Here are some random of the lessons I've learned over the years of building software:

  • Process is friction. Aspire to the least possible friction to achieve business goals.
  • Managers: practice servant leadership.
  • Hire continuous learners.
  • Good processes are designed to be changed from within.
  • Motivated and focused small teams always out-perform large teams.
  • Work with people for whom building software is a passion, not a labor.
  • You can never over hire.
  • "It takes 20 years to build a reputation, and five minutues to ruin it." --Warren Buffet
  • Work with people with integrity.
  • Finding the right process is a journey, not a destination.
  • Engage in constant and direct communication.
  • Focus on the customer, not the competition.
  • Find and follow earlyvanglists.
  • The enemy is outside the gates.
  • Continuously demonstrate your product throughout the development process.
  • Commit yourself disrupted markets, not disruptive ideas.
  • Product management is a company, not a department.
  • Hire smart people and get out of their way.
  • Operate with openness and transparency.
  • Prescriptive process is for consultants, not practitioners.
  • Success is the intersection of luck and hard work.
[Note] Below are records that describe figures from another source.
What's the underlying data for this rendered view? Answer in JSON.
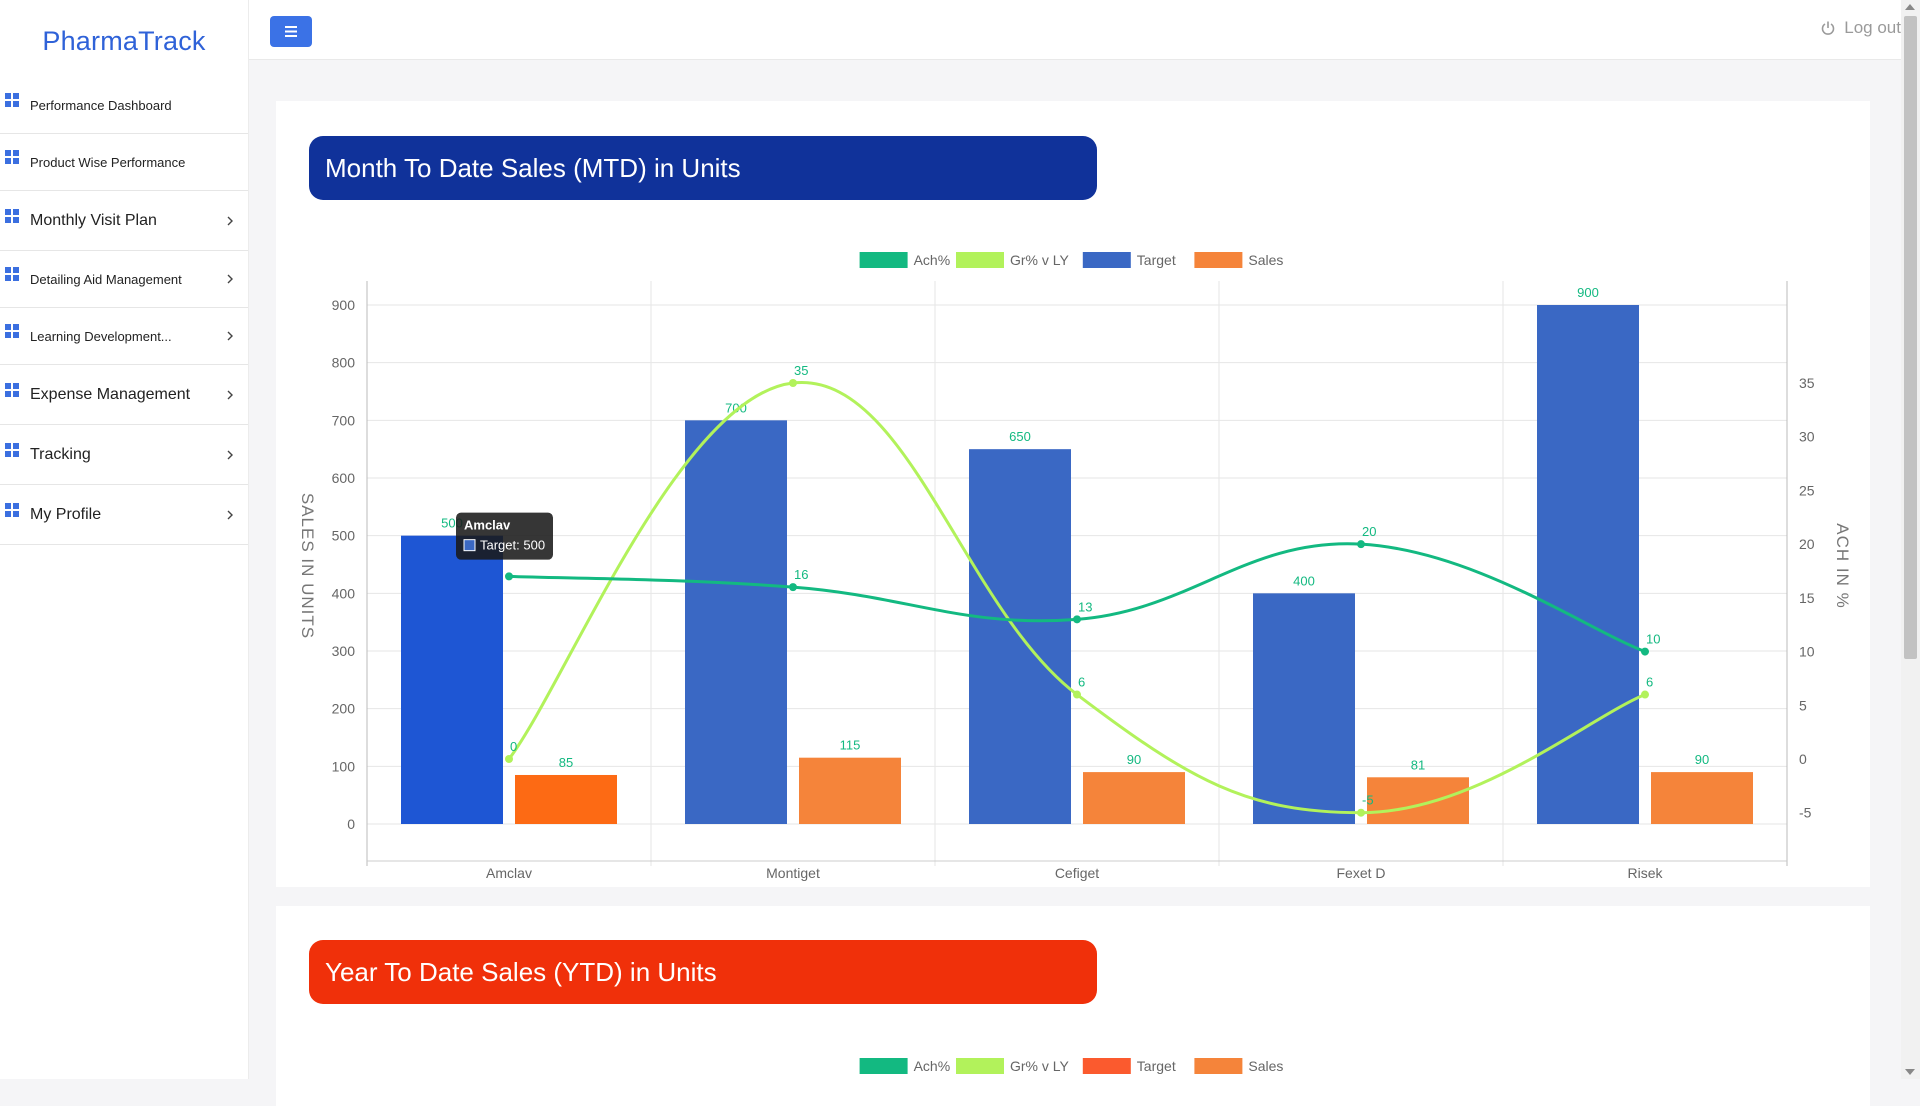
{
  "app": {
    "brand": "PharmaTrack",
    "logout_label": "Log out"
  },
  "sidebar": {
    "items": [
      {
        "label": "Performance Dashboard",
        "has_submenu": false
      },
      {
        "label": "Product Wise Performance",
        "has_submenu": false
      },
      {
        "label": "Monthly Visit Plan",
        "has_submenu": true
      },
      {
        "label": "Detailing Aid Management",
        "has_submenu": true
      },
      {
        "label": "Learning Development...",
        "has_submenu": true
      },
      {
        "label": "Expense Management",
        "has_submenu": true
      },
      {
        "label": "Tracking",
        "has_submenu": true
      },
      {
        "label": "My Profile",
        "has_submenu": true
      }
    ]
  },
  "sections": {
    "mtd_title": "Month To Date Sales (MTD) in Units",
    "ytd_title": "Year To Date Sales (YTD) in Units"
  },
  "colors": {
    "ach": "#13b981",
    "growth": "#b2f25b",
    "target": "#3a68c4",
    "sales": "#f5843a",
    "ytd_target": "#fb5a2e"
  },
  "chart_data": [
    {
      "type": "bar",
      "categories": [
        "Amclav",
        "Montiget",
        "Cefiget",
        "Fexet D",
        "Risek"
      ],
      "series": [
        {
          "name": "Target",
          "kind": "bar",
          "axis": "left",
          "values": [
            500,
            700,
            650,
            400,
            900
          ]
        },
        {
          "name": "Sales",
          "kind": "bar",
          "axis": "left",
          "values": [
            85,
            115,
            90,
            81,
            90
          ]
        },
        {
          "name": "Ach%",
          "kind": "line",
          "axis": "right",
          "values": [
            17,
            16,
            13,
            20,
            10
          ]
        },
        {
          "name": "Gr% v LY",
          "kind": "line",
          "axis": "right",
          "values": [
            0,
            35,
            6,
            -5,
            6
          ]
        }
      ],
      "legend_order": [
        "Ach%",
        "Gr% v LY",
        "Target",
        "Sales"
      ],
      "point_labels": {
        "Ach%": [
          "",
          "16",
          "13",
          "20",
          "10"
        ],
        "Gr% v LY": [
          "0",
          "35",
          "6",
          "-5",
          "6"
        ]
      },
      "ylabel": "SALES IN UNITS",
      "y2label": "ACH IN %",
      "ylim": [
        0,
        950
      ],
      "yticks": [
        0,
        100,
        200,
        300,
        400,
        500,
        600,
        700,
        800,
        900
      ],
      "y2lim": [
        -5,
        37
      ],
      "y2ticks": [
        -5,
        0,
        5,
        10,
        15,
        20,
        25,
        30,
        35
      ],
      "legend_position": "top",
      "grid": true,
      "tooltip": {
        "title": "Amclav",
        "text": "Target: 500",
        "category": "Amclav"
      }
    },
    {
      "type": "bar",
      "legend_order": [
        "Ach%",
        "Gr% v LY",
        "Target",
        "Sales"
      ]
    }
  ]
}
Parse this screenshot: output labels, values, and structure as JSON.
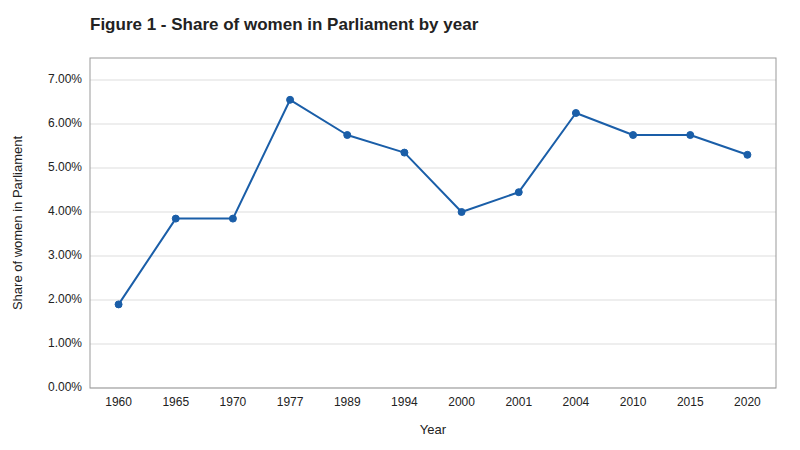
{
  "chart_data": {
    "type": "line",
    "title": "Figure 1 - Share of women in Parliament by year",
    "x_label": "Year",
    "y_label": "Share of women in Parliament",
    "categories": [
      "1960",
      "1965",
      "1970",
      "1977",
      "1989",
      "1994",
      "2000",
      "2001",
      "2004",
      "2010",
      "2015",
      "2020"
    ],
    "values": [
      0.019,
      0.0385,
      0.0385,
      0.0655,
      0.0575,
      0.0535,
      0.04,
      0.0445,
      0.0625,
      0.0575,
      0.0575,
      0.053
    ],
    "color": "#1a5ea8",
    "marker": "circle",
    "ylim": [
      0.0,
      0.075
    ],
    "yticks": [
      {
        "value": 0.0,
        "label": "0.00%"
      },
      {
        "value": 0.01,
        "label": "1.00%"
      },
      {
        "value": 0.02,
        "label": "2.00%"
      },
      {
        "value": 0.03,
        "label": "3.00%"
      },
      {
        "value": 0.04,
        "label": "4.00%"
      },
      {
        "value": 0.05,
        "label": "5.00%"
      },
      {
        "value": 0.06,
        "label": "6.00%"
      },
      {
        "value": 0.07,
        "label": "7.00%"
      }
    ],
    "grid": true
  }
}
You can control one of the two components of success.
  • Influence is a process.
  • Listen.
  • Never stop meeting new people in the industry.
  • Successful companies are result of series of epiphanies, gained by focus, hard-work and perseverance.
  • No is the second best answer
  • Always have a plan B. Sometimes you even need a plan C.
  • Never stop learning.
  • Big companies: don’t stay so long you think it is normal (thank you Jonathan).
  • Commit. “When your army has crossed the border, you should burn your boats and bridges...to make… clear… you have no hankering after home”. --Sun Tzu
  • If you’re not the smartest person in room, you're doing something right.
  • Have fun.
  • Become an expert at something.
  • Always have a team of trusted advisors.
  • The person you really want to hire is not looking for a job.
  • Life is too short to have your job not intersect with your passion.
  • Vision is a compass, not a map.
  • Continuously test assumptions.
  • Be willing to be wrong.
  • People trump process. Bad process trumps people.
  • Fail fast.
  • Subsume your opinions at the altar of the customer.
  • A series of incremental bets always beats a single big bet.
  • Maniacally manage risk.
  • Maintain a tight feedback loop.
  • Maintain the thinnest possible wall between engineers from customers.
  • While management is necessary overhead, it is still overhead.
  • The single greatest asset in a software organization is: great engineers.